Richard Wagner Götterdämmerung opera to libretto by the composer. Directed 2008 by Carlos Padrissa and La Fura dels Baus at the Palau de las Arts Reina Sofía in Valencia. Stars Lance Ryan, Jennifer Wilson, Matti Salminen, Elisabete Matos, Ralf Lukas, Franz-Josef Kapellmann, Catherine Wyn-Rodgers, Daniela Denschlag, Pilar Vázquez, Eugenia Bethencourt, Silvia Vázquez, Ann-Katrin Naidu, and Marina Prudenskaya. Zubin Mehta conducts the Orquestra de la Comunitat Valenciana and the Cor de la Comunitat Valenciana (Chorus Master Francesc Perales). Video creation by Franc Aleu; staging and acting coordination by Aron Stiehl; sets by Roland Olbeter; costumes by Chu Uroz; lighting by Peter Van Praet; directed for TV by Tiziano Mancini. Released 2010, disc has 7.1 dts-HD Master Audio sound. Grade: D
This is the last of the 4 Valencia Ring operas, all of which were done in the La Fura dels Baus style with heavy use of computer generated video, elaborate mechanical contraptions, and special acts with acrobats. In the first two titles, Das Rheingold and Die Walküre, Director Padrissa used these new design elements somewhat sparingly in a way that supported the singing and acting of the cast. But in the 3rd opera, Siegfried, it seems that the design elements start taking over the show at the expense of the cast. In this Götterdämmerung (the final installment), another design element is heaped on top of the rest: full-blown Eurotrash surrealism. Wagner's original concept of fantasy characters in a vast allegory is hard enough to follow in a traditional conservative production. When you add both high-tech design and surrealism, the whole work collapses into an orgy of conspicuous artistic consumption.

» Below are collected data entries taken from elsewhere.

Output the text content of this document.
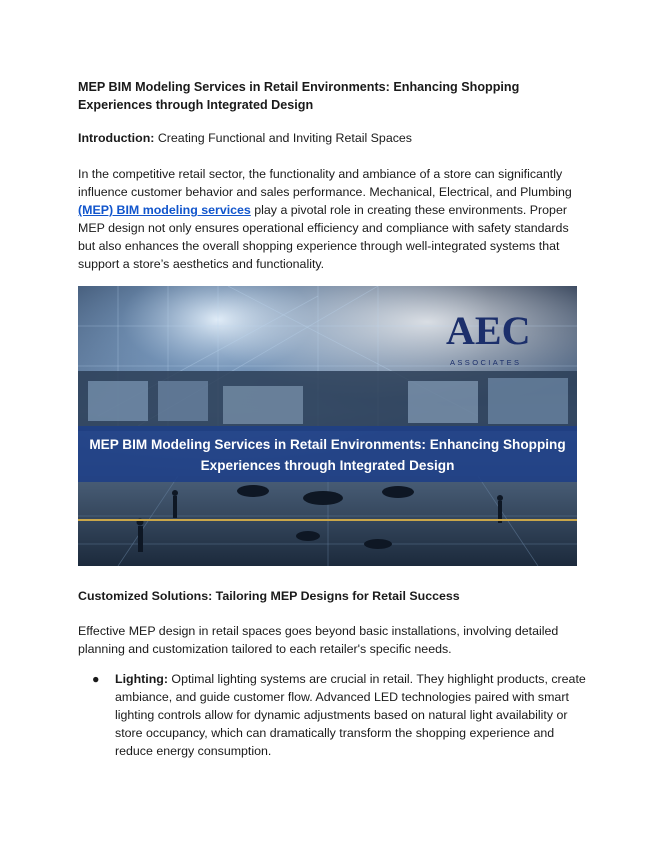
MEP BIM Modeling Services in Retail Environments: Enhancing Shopping Experiences through Integrated Design

Introduction: Creating Functional and Inviting Retail Spaces

In the competitive retail sector, the functionality and ambiance of a store can significantly influence customer behavior and sales performance. Mechanical, Electrical, and Plumbing (MEP) BIM modeling services play a pivotal role in creating these environments. Proper MEP design not only ensures operational efficiency and compliance with safety standards but also enhances the overall shopping experience through well-integrated systems that support a store’s aesthetics and functionality.

AEC
ASSOCIATES
MEP BIM Modeling Services in Retail Environments: Enhancing Shopping
Experiences through Integrated Design
Customized Solutions: Tailoring MEP Designs for Retail Success

Effective MEP design in retail spaces goes beyond basic installations, involving detailed planning and customization tailored to each retailer's specific needs.

● Lighting: Optimal lighting systems are crucial in retail. They highlight products, create ambiance, and guide customer flow. Advanced LED technologies paired with smart lighting controls allow for dynamic adjustments based on natural light availability or store occupancy, which can dramatically transform the shopping experience and reduce energy consumption.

The most pitiful victim of the orgy is Jennifer Wilson, the soprano playing Brünnhilde. Her scene with Catherine Wyn-Rogers as Waltraute is the most embarrassing thing I've seen in my home theater. Imagine 2 obese, homely women dressed by Padrissa and Chu Uroz in the ugliest costumes imaginable and then asked to bay at each other in closeups amid the chaos. As I watched this, horror grew in my heart. My home theater doesn't have a lock on the door. My children are in the house. What if they came in and saw me watching this? Would they start again singing parody Wagner duets to mock me? How would I ever regain that small amount of residual respect they still have for their father? Cut off their allowance? Double it? My friends, you can skip this Götterdämmerung. The risk you may be observed watching it is probably small, but it still isn't worth it. I'll give this title a "D."